In the little Citrus County, Fla., system, technicians voted 8-2 on Jan. 16 to join CWA Local 3176. Next come contract talks, which could take as long as 18 months, the union figures.
Union organizer Liz Robeson wouldn't say which area the CWA will target next, but said several other Florida markets Adelphia serves are ripe for the picking, including systems in or near Orlando, Stuart and Miami.
A CWA local narrowly lost an election in Miami last year — by one vote — and Robeson said she has already been contacted by at least one employee there inquiring about union representation.
Unionization is anathema to most cable operators, and the vast majority of the industry's employees do not belong to unions. Spokeswoman Candice Johnson said the CWA has about 5,000 members in the cable industry.
But the CWA has targeted Adelphia, and successfully organized workers in 14 Adelphia markets, including Rutland, Vt.; Santa Monica, Calif.; Cheektowaga and Utica, N.Y.; and Ashland, Ky., according to union officials.
Adelphia spokesman Eric Andrus said the company would have no comment on the union's efforts. But he said employees in State College, Pa., recently voted to decertify the CWA.
Robeson said complaints mainly concern insurance coverage; what employees called preferential treatment of some workers by management; and safety and training issues.
She said the union is attempting to set up meetings with Adelphia's local management to begin contract negotiations.
Citrus County, with about 13,000 customers in such cities as Inverness and Dunellen, could turn out to be a microcosm of the problems experienced by some line workers as Adelphia works its way out of the troubles that landed it in bankruptcy court.

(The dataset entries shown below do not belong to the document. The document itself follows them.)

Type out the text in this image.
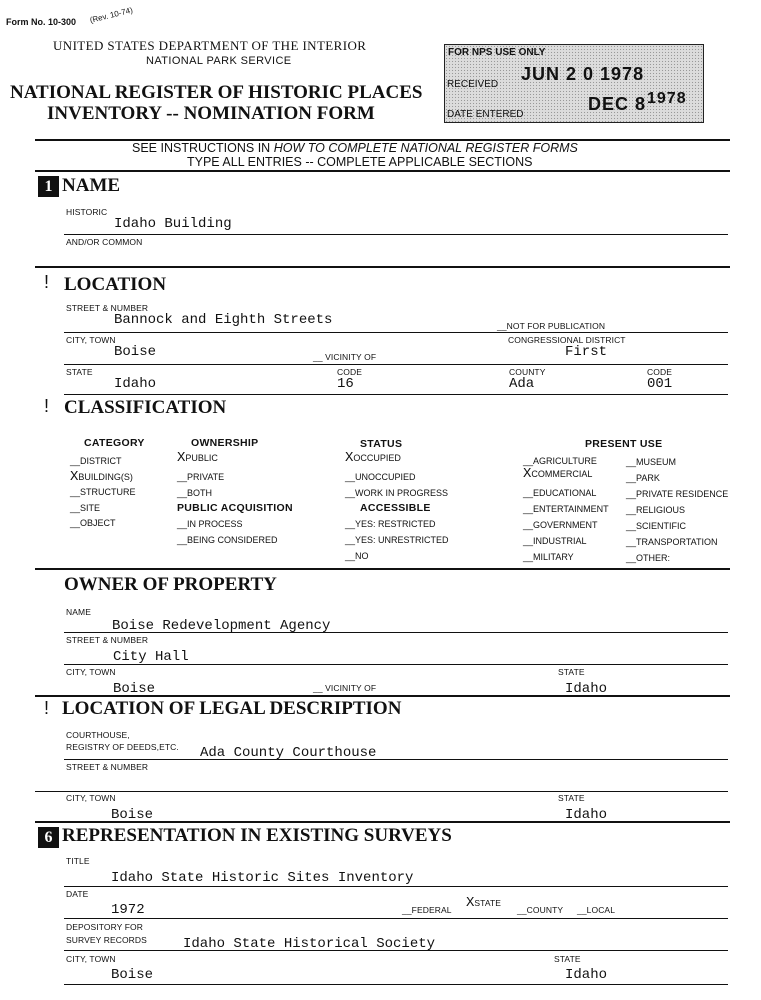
Form No. 10-300 (Rev. 10-74)
UNITED STATES DEPARTMENT OF THE INTERIOR
NATIONAL PARK SERVICE
NATIONAL REGISTER OF HISTORIC PLACES
INVENTORY -- NOMINATION FORM
FOR NPS USE ONLY
RECEIVED
JUN 2 0 1978
DATE ENTERED
DEC 8 1978
SEE INSTRUCTIONS IN HOW TO COMPLETE NATIONAL REGISTER FORMS
TYPE ALL ENTRIES -- COMPLETE APPLICABLE SECTIONS
1 NAME
HISTORIC
Idaho Building
AND/OR COMMON
! LOCATION
STREET & NUMBER
Bannock and Eighth Streets	__NOT FOR PUBLICATION
CITY, TOWN
Boise	__ VICINITY OF
CONGRESSIONAL DISTRICT
First
STATE
Idaho
CODE
16
COUNTY
Ada
CODE
001
! CLASSIFICATION
CATEGORY
__DISTRICT
XBUILDING(S)
__STRUCTURE
__SITE
__OBJECT
OWNERSHIP
XPUBLIC
__PRIVATE
__BOTH
PUBLIC ACQUISITION
__IN PROCESS
__BEING CONSIDERED
STATUS
XOCCUPIED
__UNOCCUPIED
__WORK IN PROGRESS
ACCESSIBLE
__YES: RESTRICTED
__YES: UNRESTRICTED
__NO
PRESENT USE
__AGRICULTURE
XCOMMERCIAL
__EDUCATIONAL
__ENTERTAINMENT
__GOVERNMENT
__INDUSTRIAL
__MILITARY
__MUSEUM
__PARK
__PRIVATE RESIDENCE
__RELIGIOUS
__SCIENTIFIC
__TRANSPORTATION
__OTHER:
OWNER OF PROPERTY
NAME
Boise Redevelopment Agency
STREET & NUMBER
City Hall
CITY, TOWN
Boise	__ VICINITY OF
STATE
Idaho
! LOCATION OF LEGAL DESCRIPTION
COURTHOUSE,
REGISTRY OF DEEDS,ETC. Ada County Courthouse
STREET & NUMBER
CITY, TOWN
Boise
STATE
Idaho
6 REPRESENTATION IN EXISTING SURVEYS
TITLE
Idaho State Historic Sites Inventory
DATE
1972	__FEDERAL XSTATE
__COUNTY __LOCAL
DEPOSITORY FOR
SURVEY RECORDS	Idaho State Historical Society
CITY, TOWN
Boise
STATE
Idaho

According to some workers in Citrus County, Adelphia's local management pushed hard to stop the union from coming in. Efforts included showing anti-union videos to employees.
Also, union officials said that Frank Cline, the technical operations manager in charge of technicians in Citrus County, was fired earlier this month because of the unionizing efforts.
According to Robeson, employees said Cline was fired because Adelphia management said he should have known that employees were thinking about joining a union.
Cline corroborated that story.
Cline said he had been pushing for Adelphia to provide his employees with the proper tools to do their jobs, items ranging from circuit testers and battery-powered drills to extension ladders and safety belts. He said Adelphia turned down every request.
He said he even offered to buy the tools with his own money, but was told by Adelphia managers that because of the bankruptcy, it was possible he would not be reimbursed.
Cline said that after word spread that the union was interested in Adelphia's Inverness system, the tools suddenly became available. "It worked against them," Cline said, as support actually grew for joining the union.
When Adelphia fired him, the official reason was mismanagement, including failing to supply employees with proper tools, Cline said.
Cline said he has worked in the cable industry since the 1970s — first with Storer Broadcasting — and that he was coming up on his 16th year with the Florida system.